Randi Zuckerberg (you may have heard of her brother, Mark) sparked an interesting conversation in the entrepreneurial world with the following tweet:
She identified five priorities: building meaningful relationships, having a successful career, getting enough (or even close to enough) sleep, spending time with family and staying in shape.
Then she said it was impossible for entrepreneurs to accomplish all five. Randi suggested there were only enough hours in the day to focus on three.
Her tweet made me stop and reflect. As I looked back on my life, I saw how my goals and ambitions had changed over time. I also saw that there were periods when I had been so hyper-focused, I only made time for two of the five priorities Randi listed.
As you can probably guess, this imbalance eventually turned my life upside down.
Starting a Job. Making New Friends.
Before I went to law school, I taught eighth grade for several years. I loved it.
It was my first “real job” after college, and I wanted to give it my all. The other teachers on my team were equally dedicated, and we became fast friends. Soon, my life revolved solely around my work and colleagues.
To top it off, I was in a long-distance relationship at the time. Whenever I did have “free” time, I spent it with my boyfriend.
Sure, my life was unbalanced, but I didn’t care. I loved my job and new friends. I laughed every day. And I was able to fully tap my creativity in the classroom, which gave me the energy to push through the consequences of not making time for family, sleep or exercise.
It was a great time in my life, and I look back at it with fondness.
Growing My Skills — and Family
As much fun as I had teaching, there came a point in my life where I wanted a change — actually, two changes. I wanted to become a lawyer and I wanted to have children.
As they say, be careful what you wish for. The summer I gave birth to my son was also the summer I was accepted into law school.
Caring for a newborn and attending law school are full-time jobs in their own rights. But I was determined to accomplish both, at the same time, no matter the sacrifice.
And there were plenty of sacrifices.
I spent almost two hours a day commuting back and forth to classes. The day started well before 7 am and didn’t end until after 10 pm. In between classes, there was no time for friends, sleep or exercise; my baby boy needed me.
As devoted as I was to my professional development and newborn son, I failed to see that I also had a husband who needed me.

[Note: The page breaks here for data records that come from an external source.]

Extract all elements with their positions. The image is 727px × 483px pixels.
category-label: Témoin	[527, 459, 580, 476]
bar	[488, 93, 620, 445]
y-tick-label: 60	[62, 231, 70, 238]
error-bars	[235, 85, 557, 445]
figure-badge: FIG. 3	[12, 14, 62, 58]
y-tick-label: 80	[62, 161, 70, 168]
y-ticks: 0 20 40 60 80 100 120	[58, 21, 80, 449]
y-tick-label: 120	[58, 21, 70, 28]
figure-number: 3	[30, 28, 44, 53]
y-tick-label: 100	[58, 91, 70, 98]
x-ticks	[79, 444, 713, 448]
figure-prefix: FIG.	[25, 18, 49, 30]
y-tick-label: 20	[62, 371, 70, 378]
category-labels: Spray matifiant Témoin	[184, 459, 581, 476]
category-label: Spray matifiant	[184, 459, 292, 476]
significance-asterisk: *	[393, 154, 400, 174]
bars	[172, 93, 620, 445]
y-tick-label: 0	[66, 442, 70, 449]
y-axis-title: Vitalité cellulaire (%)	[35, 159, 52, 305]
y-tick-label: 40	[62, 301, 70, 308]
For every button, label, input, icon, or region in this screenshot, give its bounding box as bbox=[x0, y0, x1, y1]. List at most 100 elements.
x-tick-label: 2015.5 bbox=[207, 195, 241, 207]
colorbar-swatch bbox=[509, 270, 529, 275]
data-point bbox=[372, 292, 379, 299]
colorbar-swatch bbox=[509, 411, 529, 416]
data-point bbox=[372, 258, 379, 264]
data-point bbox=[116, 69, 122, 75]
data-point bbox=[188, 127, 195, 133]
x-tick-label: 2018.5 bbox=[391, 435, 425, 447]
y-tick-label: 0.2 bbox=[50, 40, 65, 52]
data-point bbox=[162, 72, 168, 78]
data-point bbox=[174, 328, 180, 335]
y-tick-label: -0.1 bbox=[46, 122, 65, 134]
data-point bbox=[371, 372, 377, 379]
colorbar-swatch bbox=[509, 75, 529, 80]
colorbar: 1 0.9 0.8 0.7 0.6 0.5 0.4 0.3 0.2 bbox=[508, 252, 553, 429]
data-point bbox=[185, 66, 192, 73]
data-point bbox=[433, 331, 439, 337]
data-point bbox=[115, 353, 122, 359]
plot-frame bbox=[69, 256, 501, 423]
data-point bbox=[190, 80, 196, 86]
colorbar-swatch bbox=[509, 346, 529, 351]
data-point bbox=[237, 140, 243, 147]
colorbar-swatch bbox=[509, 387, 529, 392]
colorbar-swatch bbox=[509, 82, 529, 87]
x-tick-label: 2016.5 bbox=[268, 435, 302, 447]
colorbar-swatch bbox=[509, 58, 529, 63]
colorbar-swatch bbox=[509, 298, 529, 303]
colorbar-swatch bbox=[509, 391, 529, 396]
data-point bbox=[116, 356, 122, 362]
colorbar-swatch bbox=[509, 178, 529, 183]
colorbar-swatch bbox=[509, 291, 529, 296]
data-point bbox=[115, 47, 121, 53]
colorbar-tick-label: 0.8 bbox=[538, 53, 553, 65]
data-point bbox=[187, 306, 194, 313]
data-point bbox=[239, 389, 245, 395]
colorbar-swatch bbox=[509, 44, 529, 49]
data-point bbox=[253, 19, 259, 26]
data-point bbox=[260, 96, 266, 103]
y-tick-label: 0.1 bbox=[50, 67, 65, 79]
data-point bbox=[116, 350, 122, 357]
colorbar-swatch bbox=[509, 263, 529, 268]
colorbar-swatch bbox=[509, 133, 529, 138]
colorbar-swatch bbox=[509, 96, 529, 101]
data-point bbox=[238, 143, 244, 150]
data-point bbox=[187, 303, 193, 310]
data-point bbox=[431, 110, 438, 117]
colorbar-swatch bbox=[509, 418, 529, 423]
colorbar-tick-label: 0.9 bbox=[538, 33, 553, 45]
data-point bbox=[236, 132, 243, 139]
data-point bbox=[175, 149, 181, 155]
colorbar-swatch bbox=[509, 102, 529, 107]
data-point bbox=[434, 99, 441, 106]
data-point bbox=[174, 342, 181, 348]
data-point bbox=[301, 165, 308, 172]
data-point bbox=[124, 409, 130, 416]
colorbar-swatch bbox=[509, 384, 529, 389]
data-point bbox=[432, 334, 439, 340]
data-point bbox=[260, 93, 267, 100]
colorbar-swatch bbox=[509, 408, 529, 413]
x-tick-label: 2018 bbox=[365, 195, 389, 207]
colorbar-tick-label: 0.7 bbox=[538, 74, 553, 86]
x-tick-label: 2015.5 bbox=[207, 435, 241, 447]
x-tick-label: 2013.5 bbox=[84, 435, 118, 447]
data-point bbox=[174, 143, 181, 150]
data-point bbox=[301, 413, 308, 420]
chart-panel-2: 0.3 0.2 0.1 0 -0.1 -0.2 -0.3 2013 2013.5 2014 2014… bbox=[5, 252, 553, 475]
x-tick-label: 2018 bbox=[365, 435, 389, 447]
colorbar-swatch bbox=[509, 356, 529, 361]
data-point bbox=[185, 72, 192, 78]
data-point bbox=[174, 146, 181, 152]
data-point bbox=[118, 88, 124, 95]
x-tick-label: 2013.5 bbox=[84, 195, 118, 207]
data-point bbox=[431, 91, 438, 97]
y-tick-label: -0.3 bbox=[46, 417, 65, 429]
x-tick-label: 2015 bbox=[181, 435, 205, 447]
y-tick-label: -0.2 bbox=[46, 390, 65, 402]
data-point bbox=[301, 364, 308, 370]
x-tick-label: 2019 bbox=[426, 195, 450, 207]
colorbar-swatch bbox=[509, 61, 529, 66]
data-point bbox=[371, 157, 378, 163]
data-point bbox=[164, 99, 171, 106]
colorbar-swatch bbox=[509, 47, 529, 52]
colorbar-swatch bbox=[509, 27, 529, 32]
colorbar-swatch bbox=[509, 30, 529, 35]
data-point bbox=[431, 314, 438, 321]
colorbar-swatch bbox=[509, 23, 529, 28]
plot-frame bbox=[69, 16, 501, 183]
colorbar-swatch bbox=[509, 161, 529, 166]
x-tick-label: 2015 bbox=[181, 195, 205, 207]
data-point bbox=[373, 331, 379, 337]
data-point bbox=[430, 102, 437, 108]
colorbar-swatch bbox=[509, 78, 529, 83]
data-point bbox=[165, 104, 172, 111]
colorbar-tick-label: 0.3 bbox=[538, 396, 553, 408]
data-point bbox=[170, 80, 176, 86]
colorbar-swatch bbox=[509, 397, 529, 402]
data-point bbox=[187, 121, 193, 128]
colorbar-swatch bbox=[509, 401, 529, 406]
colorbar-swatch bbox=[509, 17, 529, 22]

Cracks were starting to form in our relationship, but I was too focused on my goals to notice them. By the time I graduated from law school, I was nine months pregnant with my daughter and looking forward to an exciting career in the legal field.
The future seemed bright.
Everything Falls Apart. And Comes Back Together.
All of those years of imbalance finally caught up with me. In 2005, everything around me started to crumble, starting with my marriage and then my health.
To make life even more complicated, I decided to open my own law firm.
I threw myself into building my new business and picking up the pieces of my broken family, both of which seemed to require 24/7 attention. The relationships and friendships that could have supported me during those tumultuous times were neglected, as were self-care activities like sleep and exercise.
I believed money would solve all of my family’s problems, which shows that I had no idea what it takes to have a meaningful and rewarding life.
Finally Finding Balance
Even today as I look back at the effects the two-priority imbalance has had on my life, I still struggle to find my footing.
Work and family are still my main focus. Maybe even more so now than ever. I saw how not putting family first — and the entire family, not just my children — had failed me in the past. And with 20 people relying on my firm for their employment and livelihood, I can’t turn away from my business for even a second.
But I also finally see that in order to be a successful parent, spouse and business owner, I have to take care of myself. That means getting enough sleep and exercise and spending time with good friends.
Maybe Randi’s right that we can’t focus on all five priorities at the same time. But I hope that by making time for the occasional yoga class or girl’s night, I can at least try.